Machines and Computers

In examining Tarot as a product of the Industrial Revolution, I saw that it was and still is a mystical art developed in conjunction with the mass-production of the cards and books. From there, I turned towards Tarot reading by machines and computers.

My own projects included a Tarot Reading Program based on the interpretations and art of Don Lewis. We were using the program to generate basic readings with minimal interpretation. The program was part of an education system, which allows readers to see many readings and possible combinations. This program is directly a machine-based system, which was simply an automated book.

Yet, while many readers say that machine-based readings are not good, we do find that they have quite a history, developing as the 20th century began and grew. Beginning from the electrical-mechanical reading machine such as Madame Zita (1905, Roover Brothers) and Grandma Prediction aka Cleveland Grandma (1925, William Gatt Mfg.) we see organized readings for a coin. Despite Tarot often being seen as an occult practice and banned, these types of machines would continue to develop as a part of the public amusement.
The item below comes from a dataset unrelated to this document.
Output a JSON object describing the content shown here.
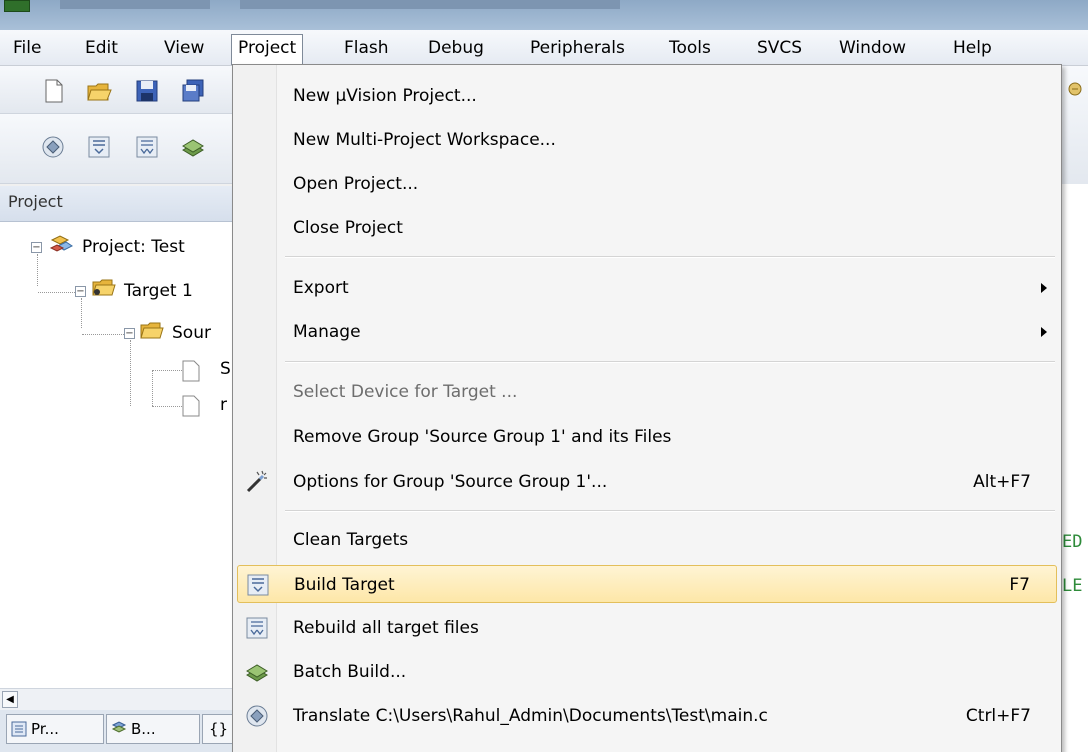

Computers came, and the Nintendo video game Taboo: The Sixth Sense, (1989) was the first and only video game with two warnings. The first warned that this was a mature game, and the second that this game was for entertainment only. Tarot Mystery emerged in 1995 for the PC, and The Electric Tarot in 2002 for multiple computers. In each case, these programs were a direct result of the system of card graphics, definitions, and keywords as the way to give a cold reading on demand and request. In 2017, we now have all manner of Tarot Software and even mobile apps. The site, Tarot.com alone gives over 6 million visitors machine based readings monthly. So all biases against machine readings are quickly forgotten by many users. After all, as entertainment, a machine works as well as a person.

Ultimately this software demonstrated to me the depth of the Tarot Industrial System. The reading by machines directly mimicked the human readers, with only differences in style and amount of content available, in this case the human voice vs. computerized text.

So, in Tarot and all cartomancy, there is a uniformity imposed by the medium of printing the cards and books, defined by the publishers, that establishes the standards by which Tarot could be interpreted and expanded upon, regardless of whether the reader is human or machine.

Now, recognizing that Tarot is a fully developed product of the Industrial age, today in it’s golden age of mass production, the system perpetuates.

So as I looked at what people believe, I saw that while virtually every Tarot Reader follows the industrial system, people accept that the reader taps into something more, something beyond the cards. This they call intuition. In machine readings, it appears to be a tool of externalized self-intuition where the querent fills in the machines gaps.

The mechanism by which Tarot readings are given is identifiable.